Bilateral filtering is a non-linear filter, which can achieve the effect of maintaining edges, reducing noise and smoothing. Like other filtering principles, bilateral filtering also uses a weighted average method, using the weighted average of the brightness values of surrounding pixels to represent the intensity of a certain pixel, and the weighted average used is based on the Gaussian distribution. The most important thing is that the weight of bilateral filtering not only considers the Euclidean distance of pixels (such as ordinary Gaussian low-pass filtering, only considers the influence of position on the central pixel), but also considers the radiation difference in the pixel range, both weights are considered when calculating the center pixel.
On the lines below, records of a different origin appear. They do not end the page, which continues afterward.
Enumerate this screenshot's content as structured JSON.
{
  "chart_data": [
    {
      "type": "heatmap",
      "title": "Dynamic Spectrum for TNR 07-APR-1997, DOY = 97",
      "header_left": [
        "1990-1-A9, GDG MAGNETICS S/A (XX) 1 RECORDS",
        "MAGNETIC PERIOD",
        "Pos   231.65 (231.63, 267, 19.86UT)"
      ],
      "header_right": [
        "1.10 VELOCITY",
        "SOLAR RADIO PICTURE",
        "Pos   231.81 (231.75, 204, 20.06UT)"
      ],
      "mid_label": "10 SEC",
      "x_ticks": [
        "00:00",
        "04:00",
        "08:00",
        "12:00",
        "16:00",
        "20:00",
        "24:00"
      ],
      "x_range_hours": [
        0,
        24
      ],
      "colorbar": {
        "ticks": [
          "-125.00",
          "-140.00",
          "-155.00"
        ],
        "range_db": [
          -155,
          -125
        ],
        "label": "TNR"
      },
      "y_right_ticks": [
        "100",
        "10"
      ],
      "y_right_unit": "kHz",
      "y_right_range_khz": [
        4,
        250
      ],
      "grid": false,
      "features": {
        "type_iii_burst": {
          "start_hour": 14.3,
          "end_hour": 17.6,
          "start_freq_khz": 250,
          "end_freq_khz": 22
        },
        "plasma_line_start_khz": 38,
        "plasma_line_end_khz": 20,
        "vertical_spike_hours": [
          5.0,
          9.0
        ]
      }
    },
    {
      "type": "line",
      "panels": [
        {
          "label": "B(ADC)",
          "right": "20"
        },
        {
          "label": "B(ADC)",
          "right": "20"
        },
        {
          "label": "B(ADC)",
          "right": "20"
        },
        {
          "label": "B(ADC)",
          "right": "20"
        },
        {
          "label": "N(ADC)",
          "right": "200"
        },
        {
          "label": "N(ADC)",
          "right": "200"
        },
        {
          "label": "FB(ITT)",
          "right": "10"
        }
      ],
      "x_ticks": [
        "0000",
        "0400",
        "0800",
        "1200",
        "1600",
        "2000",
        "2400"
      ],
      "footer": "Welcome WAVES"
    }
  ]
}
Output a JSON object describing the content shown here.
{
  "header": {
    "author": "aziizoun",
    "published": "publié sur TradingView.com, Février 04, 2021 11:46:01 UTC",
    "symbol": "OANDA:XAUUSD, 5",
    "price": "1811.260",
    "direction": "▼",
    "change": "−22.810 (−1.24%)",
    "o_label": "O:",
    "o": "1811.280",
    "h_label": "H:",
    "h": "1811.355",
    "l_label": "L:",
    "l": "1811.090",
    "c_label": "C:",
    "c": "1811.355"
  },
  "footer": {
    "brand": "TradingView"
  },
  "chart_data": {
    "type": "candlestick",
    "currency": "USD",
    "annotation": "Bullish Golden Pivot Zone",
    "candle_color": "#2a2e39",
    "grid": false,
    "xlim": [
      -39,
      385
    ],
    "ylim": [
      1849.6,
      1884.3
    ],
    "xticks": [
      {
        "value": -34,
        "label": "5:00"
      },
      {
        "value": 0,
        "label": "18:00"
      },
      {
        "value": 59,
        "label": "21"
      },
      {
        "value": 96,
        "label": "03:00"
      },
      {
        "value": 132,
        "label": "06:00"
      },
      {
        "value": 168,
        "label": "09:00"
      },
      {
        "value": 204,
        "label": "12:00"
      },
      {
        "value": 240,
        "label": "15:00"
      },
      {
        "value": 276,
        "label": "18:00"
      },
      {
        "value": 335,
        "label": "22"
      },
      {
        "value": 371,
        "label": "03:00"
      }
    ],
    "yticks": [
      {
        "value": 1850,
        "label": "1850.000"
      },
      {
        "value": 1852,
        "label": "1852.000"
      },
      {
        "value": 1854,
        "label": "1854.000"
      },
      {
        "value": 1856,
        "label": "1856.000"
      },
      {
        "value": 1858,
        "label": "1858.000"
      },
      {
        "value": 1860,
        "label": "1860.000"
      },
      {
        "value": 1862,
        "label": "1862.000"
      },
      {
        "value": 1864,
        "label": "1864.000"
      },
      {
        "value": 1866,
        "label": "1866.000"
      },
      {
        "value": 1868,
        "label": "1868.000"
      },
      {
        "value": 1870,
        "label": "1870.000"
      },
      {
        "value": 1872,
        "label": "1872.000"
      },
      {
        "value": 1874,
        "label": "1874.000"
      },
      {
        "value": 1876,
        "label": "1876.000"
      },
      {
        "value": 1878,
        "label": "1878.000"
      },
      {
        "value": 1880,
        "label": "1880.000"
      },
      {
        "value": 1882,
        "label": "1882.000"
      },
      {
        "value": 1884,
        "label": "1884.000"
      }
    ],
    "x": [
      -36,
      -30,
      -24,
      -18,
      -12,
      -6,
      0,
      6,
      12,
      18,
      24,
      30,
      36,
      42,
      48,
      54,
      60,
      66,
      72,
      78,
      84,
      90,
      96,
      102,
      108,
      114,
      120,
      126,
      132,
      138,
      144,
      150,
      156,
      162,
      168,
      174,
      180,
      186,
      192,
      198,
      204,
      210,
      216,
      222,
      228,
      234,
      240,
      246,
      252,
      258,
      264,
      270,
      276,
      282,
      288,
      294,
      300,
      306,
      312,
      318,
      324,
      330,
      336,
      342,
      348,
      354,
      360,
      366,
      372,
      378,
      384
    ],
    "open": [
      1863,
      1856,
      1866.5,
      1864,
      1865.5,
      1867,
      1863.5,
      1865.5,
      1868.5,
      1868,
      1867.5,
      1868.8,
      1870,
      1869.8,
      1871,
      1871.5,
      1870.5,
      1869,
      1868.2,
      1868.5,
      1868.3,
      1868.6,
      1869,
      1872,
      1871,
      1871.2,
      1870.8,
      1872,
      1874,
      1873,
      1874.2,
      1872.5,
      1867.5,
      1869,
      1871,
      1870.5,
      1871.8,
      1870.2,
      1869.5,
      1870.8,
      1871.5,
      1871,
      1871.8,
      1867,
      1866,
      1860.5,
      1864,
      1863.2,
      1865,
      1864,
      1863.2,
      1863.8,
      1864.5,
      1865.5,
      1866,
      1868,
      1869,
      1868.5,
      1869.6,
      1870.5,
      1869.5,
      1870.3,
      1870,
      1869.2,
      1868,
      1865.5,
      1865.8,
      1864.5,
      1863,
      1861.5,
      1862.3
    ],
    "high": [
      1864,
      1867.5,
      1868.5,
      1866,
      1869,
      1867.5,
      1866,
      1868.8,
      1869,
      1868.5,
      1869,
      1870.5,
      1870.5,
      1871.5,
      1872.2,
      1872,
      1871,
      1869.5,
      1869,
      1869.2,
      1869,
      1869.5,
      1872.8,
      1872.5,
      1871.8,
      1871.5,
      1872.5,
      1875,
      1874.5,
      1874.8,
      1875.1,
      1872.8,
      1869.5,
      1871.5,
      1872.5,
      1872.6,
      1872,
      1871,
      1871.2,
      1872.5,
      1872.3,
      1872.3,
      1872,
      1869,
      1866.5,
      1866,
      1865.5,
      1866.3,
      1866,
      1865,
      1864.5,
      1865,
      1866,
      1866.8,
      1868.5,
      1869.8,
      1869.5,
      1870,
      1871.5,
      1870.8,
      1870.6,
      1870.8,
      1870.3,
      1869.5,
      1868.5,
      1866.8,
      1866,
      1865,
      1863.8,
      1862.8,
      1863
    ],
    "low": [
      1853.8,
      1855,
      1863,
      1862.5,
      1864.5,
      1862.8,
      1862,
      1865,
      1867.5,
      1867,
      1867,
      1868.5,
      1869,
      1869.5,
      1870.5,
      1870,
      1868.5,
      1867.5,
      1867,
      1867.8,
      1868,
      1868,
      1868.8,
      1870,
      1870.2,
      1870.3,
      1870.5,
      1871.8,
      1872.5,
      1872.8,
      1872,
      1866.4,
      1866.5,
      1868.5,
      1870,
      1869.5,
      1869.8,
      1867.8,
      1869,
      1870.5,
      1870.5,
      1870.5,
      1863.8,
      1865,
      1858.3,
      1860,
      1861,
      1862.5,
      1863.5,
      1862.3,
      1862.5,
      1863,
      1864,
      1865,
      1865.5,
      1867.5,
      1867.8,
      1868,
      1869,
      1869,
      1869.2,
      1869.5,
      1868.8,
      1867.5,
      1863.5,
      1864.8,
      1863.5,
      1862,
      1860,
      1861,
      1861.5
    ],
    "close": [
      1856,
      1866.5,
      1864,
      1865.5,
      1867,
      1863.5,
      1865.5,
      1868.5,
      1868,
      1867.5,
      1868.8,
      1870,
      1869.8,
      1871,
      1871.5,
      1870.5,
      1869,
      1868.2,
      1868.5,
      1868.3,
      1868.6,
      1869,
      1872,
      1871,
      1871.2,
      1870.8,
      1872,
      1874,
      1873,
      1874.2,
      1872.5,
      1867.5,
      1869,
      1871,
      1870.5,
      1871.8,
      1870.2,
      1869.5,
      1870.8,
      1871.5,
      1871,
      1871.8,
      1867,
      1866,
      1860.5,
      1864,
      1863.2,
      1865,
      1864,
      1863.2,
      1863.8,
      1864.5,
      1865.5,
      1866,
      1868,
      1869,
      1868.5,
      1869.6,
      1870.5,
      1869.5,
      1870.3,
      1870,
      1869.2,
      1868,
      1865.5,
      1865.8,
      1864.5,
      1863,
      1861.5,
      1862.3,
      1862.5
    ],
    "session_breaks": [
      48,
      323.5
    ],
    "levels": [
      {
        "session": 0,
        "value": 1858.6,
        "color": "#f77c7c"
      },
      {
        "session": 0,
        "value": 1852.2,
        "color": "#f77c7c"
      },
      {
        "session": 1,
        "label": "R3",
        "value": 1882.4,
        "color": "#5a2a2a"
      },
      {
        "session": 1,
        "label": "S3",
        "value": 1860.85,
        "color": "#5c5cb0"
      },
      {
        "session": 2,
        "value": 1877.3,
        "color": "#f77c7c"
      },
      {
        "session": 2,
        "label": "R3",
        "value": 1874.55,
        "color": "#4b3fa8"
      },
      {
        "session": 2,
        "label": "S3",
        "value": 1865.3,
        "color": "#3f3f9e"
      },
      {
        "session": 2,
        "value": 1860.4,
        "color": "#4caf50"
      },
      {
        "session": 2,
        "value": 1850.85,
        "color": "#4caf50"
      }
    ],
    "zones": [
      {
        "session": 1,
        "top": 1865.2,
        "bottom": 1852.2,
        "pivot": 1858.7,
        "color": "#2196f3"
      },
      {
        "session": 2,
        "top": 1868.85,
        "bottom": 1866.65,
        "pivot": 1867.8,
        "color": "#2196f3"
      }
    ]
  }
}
Further work could be done

Fix and add more ISP algorithms to ISPCPU
Add ISPGPU implementations
Instead of test pipeline handler, add software ISP module to simple pipeline handler

Final words

Thanks to my mentor Paul Elder for such a wonderful experience.

I have become a better programmer. I learned a lot of useful skills, use GDB for debugging, Git for version control, V4L2 for camera driver. My mentor Paul Elder gave me so many useful advices and taught me what a good commit should be and how to write robust code. Thanks to Laurent Pinchart gave me the advice how to design software ISP API.

Best regards

Siyuan